Identifikasi Molekuler Fungi Endofit Daun Kesambi (Schleichera Oleosa) dan Ketapang (Terminalia catappa) Berdasarkan rDNA Its (Internal Trancribed Spacer)
Abstract
Kesambi memiliki potensi bidang farmakologis yaitu dapat digunakan sebagai antikanker, antioksidan dan antimikroba. Beberapa organ dari kesambi telah digunakan untuk pengobatan berbagai penyakit pada manusia seperti nyeri, penyakit kulit, borok, disentri, gigitan ular, dan melindungi dari malaria. Sedangkan ketapang dapat digunakan untuk nyeri sendi, disentri, sariawan, diuretik, kardiovaskuler, kulit, liver, pernafasan, gonorrhea, dan insomnia. Beragam khasiat yang dimiliki kesambi dan ketapang disebabkan kandungan metabolit sekunder terutama pada bagian daunnya. Namun ekstraksi dan pemurnian zat metabolit aktif dari tanaman obat membutuhkan biomassa yang besar serta melalui pengambilan sampel yang destruktif. Sehingga dibutuhkan alternatif lain untuk mengambil khasiat pada kedua tanaman obat tersebut tanpa harus merusak tatanan ekologis mereka di alam. Setiap tanaman tingkat tinggi memiliki beberapa mikroba endofit, salah satunya fungi endofit yang dapat menghasilkan senyawa bioaktif atau metabolit sekunder sebagai akibat transfer genetik dari tanaman inangnya ke dalam fungi endofit. Fungi endofit berhasil diisolasi dari tanaman kesambi dan ketapang yang berasal dari Taman Nasional Baluran. Total isolat yang ditemukan adalah 2 isolat dari Kesambi (Schleicera oleosa) dan 1 isolat dari Ketapang (Terminalia catappa) yang selanjutnya disebut dengan KS1, KS2 dan KT1. Identifikasi molekuler dilakukan untuk mendapat hasil yang lebih teliti dan akurat. Penelitian ini bertujuan mengidentifikasi spesies fungi endofit apa saja yang terdapat pada tanaman ketapang (Terminalia catappa) dan tanaman kesambi (Schleichera oleosa) secara molekuler.

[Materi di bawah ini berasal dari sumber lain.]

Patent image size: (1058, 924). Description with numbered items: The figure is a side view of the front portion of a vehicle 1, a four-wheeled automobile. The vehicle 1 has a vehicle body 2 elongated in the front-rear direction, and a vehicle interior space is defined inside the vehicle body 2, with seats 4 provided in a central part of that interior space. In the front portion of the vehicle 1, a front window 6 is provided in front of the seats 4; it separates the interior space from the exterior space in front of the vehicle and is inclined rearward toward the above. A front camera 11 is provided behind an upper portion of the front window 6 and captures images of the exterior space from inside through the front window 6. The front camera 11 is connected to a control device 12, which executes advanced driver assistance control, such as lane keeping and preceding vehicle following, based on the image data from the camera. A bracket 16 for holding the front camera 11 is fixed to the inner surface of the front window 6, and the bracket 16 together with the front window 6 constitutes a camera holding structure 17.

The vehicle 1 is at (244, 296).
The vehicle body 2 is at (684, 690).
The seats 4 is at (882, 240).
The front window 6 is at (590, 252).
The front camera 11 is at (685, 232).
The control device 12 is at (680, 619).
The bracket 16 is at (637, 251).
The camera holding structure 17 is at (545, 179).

Tahap awal yaitu peremajaan fungi endofit yang telat diperoleh sebelumnya kemudian dilanjutkan ekstraksi DNA. Eksraksi DNA tiga sampel fungi endofit menggunakan metode SDS (Sodium Dodecyl Sulfate) kemudian hasil ekstraksi dirunning elektroforesis dan divisualisasikan dengan UV transiluminator. Selanjutnya dilakukan amplifikasi Polymerase Chain Reaction (PCR) menggunakan mesin PCR untuk amplifikasi daerah ITS rDNA sampel fungi endofit daerah ITS1 dan ITS2 menggunakan pasangan primer ITS4 dan ITS5. Hasil penelitian menunjukkan pada tahap PCR ketiga sampel berhasil diannealing pada suhu yang berbeda yaitu sampel KS1 pada suhu 41,5°C, KS2 pada suhu 55,1°C, dan KT pada suhu 53,4°C. Setelah amplifikasi PCR, dilanjutkan proses purifikasi oleh PT. Genetika Science kemudian dilanjutkan tahap sekuensing oleh FirstBASE Laboratory hingga didapat gambar kromatogram kemudian dianalisa dan dicocokkan dengan sekuen nukleotida database fungi yang terdapat pada National Center for Biotechnology Information (NCBI) menggunakan program BLAST (Basic Local Alignment Search Tool). Isolat KS1 menunjukkan kemiripan yang paling tinggi dengan sekuen Microascus gracilis sehingga dapat teridentifikasi sebagai spesies Microascus gracilis, sedangkan isolat KS2 menunjukkan kemiripan yang paling tinggi dengan sekuen Rhizopus microspores sehingga teridentifikasi sebagai spesies Rhizopus microsporus, dan isolat KT menunjukkan kemiripan yang paling tinggi dengan sekuen Rhizomucor pusillus sehingga teridentifikasi sebagai spesies Rhizomucor pusillus. Hasil analisis filogenik menunjukkan bahwa ketiga fungi endofit tersebut memiliki kekerabatan yang jauh karena memiliki banyak perbedaan karakterkarakter genetik.